Mikrotik VPN User
Dear WG Community,
Right now, my company is doing POC for Firebox T55.
The Topology like this :
Internet -- Mikrotik -- Firebox -- Internal Network
Everything seems OK, but when we connect to VPN (the VPN server on Mikrotik),
it's connected, but can't access to internal Network. It's blocked by firebox.
The question is, how to passthrough VPN Connection from Mikrotik throuh Firebox ?
Thank You
0
Sign In to comment.
Answers
Hi @YosefR
You'll need to make inbound policies on the firewall.
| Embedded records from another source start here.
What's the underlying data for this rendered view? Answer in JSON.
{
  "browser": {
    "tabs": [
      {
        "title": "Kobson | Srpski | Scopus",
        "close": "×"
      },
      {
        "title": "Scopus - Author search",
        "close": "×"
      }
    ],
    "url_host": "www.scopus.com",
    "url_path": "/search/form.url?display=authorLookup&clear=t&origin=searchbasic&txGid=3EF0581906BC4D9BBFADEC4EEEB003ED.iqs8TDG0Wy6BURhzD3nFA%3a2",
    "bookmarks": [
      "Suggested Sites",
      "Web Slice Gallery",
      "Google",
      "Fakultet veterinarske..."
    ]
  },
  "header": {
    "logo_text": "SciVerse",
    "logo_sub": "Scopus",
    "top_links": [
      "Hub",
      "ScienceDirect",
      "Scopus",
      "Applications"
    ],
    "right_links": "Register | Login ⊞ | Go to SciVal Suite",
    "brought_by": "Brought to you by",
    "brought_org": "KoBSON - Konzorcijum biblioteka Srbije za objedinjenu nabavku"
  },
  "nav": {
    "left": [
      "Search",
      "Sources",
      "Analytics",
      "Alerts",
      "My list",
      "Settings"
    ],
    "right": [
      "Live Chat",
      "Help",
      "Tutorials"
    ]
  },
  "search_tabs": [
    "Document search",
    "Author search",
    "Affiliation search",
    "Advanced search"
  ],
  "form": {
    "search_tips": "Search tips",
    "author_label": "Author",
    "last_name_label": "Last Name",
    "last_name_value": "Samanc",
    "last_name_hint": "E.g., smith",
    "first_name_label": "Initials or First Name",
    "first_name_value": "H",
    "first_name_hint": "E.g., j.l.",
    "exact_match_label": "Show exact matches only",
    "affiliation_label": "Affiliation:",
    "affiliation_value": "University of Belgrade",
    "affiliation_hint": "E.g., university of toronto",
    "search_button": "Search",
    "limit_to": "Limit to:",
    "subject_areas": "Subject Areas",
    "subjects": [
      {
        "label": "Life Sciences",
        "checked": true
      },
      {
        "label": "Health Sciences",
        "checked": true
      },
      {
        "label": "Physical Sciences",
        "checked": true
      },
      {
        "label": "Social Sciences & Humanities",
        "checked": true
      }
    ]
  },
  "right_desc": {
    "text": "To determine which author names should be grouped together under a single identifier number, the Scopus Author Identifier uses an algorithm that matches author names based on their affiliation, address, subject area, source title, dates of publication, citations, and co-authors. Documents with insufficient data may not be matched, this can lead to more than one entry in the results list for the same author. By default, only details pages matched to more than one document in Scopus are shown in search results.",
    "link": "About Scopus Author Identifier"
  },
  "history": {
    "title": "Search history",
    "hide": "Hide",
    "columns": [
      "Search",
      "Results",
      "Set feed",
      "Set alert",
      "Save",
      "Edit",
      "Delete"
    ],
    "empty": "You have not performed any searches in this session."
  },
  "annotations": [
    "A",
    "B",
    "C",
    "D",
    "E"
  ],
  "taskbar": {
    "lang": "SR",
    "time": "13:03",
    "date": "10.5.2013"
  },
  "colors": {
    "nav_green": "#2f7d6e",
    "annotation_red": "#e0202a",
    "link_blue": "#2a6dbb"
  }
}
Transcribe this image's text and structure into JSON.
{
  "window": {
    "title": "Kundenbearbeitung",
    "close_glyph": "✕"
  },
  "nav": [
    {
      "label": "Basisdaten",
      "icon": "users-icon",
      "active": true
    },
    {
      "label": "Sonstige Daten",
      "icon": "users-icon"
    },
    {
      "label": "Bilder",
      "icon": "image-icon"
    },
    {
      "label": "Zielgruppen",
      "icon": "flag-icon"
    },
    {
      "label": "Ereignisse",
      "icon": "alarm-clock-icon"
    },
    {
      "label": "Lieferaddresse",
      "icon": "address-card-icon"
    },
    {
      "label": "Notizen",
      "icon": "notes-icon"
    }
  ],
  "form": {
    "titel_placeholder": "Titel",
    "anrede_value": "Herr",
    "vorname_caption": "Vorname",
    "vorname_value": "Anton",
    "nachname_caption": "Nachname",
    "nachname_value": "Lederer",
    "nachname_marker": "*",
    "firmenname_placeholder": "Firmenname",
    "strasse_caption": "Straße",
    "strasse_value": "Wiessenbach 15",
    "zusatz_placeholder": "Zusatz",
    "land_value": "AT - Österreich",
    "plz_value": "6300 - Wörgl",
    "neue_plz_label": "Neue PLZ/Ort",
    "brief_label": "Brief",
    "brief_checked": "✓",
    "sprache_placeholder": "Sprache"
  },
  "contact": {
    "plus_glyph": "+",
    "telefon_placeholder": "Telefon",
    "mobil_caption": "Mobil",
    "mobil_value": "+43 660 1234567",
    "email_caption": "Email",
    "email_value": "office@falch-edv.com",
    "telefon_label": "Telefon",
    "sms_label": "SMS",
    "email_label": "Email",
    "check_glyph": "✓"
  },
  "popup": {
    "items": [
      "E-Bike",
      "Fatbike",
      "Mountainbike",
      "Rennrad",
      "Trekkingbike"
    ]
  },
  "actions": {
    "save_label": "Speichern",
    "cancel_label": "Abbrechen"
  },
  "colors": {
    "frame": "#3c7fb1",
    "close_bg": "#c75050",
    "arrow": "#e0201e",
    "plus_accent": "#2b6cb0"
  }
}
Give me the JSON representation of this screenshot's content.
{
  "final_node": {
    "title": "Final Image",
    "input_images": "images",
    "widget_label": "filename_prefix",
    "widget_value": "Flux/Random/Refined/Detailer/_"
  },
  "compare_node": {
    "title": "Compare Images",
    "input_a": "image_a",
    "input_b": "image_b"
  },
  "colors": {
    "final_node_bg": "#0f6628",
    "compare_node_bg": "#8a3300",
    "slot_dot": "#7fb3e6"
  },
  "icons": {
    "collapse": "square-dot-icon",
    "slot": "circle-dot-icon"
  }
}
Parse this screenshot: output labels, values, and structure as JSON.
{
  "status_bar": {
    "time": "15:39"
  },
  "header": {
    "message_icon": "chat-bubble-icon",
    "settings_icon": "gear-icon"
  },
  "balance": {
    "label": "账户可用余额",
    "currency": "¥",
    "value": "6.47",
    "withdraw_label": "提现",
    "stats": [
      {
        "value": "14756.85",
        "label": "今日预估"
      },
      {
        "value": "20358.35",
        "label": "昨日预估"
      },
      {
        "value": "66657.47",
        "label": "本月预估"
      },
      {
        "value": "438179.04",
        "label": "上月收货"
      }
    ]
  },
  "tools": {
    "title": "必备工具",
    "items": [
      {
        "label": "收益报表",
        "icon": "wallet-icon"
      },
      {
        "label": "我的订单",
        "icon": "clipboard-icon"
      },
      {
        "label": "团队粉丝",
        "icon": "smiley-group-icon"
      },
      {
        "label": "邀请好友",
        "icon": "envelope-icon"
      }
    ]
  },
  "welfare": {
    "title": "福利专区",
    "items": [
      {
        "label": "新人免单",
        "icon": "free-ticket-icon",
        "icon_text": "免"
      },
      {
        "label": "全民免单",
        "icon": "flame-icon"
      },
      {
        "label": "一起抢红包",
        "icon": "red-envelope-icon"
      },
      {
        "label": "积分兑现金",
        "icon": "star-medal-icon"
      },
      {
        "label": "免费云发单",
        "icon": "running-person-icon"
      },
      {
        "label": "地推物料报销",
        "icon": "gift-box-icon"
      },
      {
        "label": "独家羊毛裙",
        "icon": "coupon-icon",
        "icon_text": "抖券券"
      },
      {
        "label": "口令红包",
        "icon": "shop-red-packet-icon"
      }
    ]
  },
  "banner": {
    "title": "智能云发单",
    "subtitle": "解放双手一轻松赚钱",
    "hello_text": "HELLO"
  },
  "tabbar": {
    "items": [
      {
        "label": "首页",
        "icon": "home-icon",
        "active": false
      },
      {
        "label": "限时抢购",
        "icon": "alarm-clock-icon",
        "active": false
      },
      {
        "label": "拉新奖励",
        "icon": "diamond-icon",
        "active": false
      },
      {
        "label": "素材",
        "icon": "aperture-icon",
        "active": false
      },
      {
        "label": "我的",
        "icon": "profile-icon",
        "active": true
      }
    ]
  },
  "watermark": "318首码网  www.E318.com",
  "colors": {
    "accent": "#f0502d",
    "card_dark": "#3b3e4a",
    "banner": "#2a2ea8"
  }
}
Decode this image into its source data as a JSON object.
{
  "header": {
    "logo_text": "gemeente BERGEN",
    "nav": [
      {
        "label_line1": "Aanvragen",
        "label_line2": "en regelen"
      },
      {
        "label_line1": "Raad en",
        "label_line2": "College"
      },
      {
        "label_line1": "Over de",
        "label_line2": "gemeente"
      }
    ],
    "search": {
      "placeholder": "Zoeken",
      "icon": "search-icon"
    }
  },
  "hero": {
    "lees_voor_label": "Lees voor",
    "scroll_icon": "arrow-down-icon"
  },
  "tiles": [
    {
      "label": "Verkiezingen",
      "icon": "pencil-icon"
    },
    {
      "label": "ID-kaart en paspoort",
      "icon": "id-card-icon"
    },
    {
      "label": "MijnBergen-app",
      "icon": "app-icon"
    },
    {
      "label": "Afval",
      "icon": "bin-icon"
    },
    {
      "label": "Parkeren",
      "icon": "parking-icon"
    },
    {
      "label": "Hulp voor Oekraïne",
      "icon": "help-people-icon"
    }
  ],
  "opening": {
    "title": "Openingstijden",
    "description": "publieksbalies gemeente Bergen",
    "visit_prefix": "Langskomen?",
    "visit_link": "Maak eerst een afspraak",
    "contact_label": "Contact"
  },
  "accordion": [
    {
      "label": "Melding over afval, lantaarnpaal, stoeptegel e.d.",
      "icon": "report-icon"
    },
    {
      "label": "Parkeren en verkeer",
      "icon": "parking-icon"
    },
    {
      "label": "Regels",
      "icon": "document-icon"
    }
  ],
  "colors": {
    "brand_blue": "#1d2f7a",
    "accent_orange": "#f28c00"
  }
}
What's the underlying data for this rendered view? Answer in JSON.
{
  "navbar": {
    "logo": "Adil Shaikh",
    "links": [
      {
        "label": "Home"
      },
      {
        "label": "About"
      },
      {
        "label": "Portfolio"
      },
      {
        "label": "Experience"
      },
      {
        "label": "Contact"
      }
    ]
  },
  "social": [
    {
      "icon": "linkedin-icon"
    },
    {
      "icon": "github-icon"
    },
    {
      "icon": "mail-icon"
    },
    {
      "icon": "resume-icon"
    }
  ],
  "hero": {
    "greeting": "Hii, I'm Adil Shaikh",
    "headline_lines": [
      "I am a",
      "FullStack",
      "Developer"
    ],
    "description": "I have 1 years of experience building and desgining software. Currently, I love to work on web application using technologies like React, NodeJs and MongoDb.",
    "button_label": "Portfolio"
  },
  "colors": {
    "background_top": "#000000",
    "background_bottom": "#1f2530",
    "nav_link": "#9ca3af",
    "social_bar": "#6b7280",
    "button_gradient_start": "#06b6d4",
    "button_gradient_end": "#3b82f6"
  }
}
To the WatchGuard device, the Microtik VPN users are external (it looks like they're just coming from the internet.)
If you're using NAT on the WatchGuard, you'll need to make a 1-to-1 or Static NAT (SNAT), then add that to a policy. If you're not using NAT on the WatchGuard, you'll just need to make an inbound policy.
Here's a quick article that can get you started with Static NAT:
https://watchguardsupport.secure.force.com/publicKB?type=Article&SFDCID=kA10H000000g3K1SAI&lang=en_US
Thank you,
-James Carson
WatchGuard Customer Support
Whenever I have a non-bridgeable ISP device in front of a Firebox, I just add the Firebox' WAN IP to the ISP device's DMZ. SSLVPN works perfectly that way and all other inbound ports hit the Firebox.
Gregg Hill
Hi James Carson,
Thank you for your answer. Will try it tommorow and I will post the result.
Hi @Greggmh123 thank you for your information and Noted.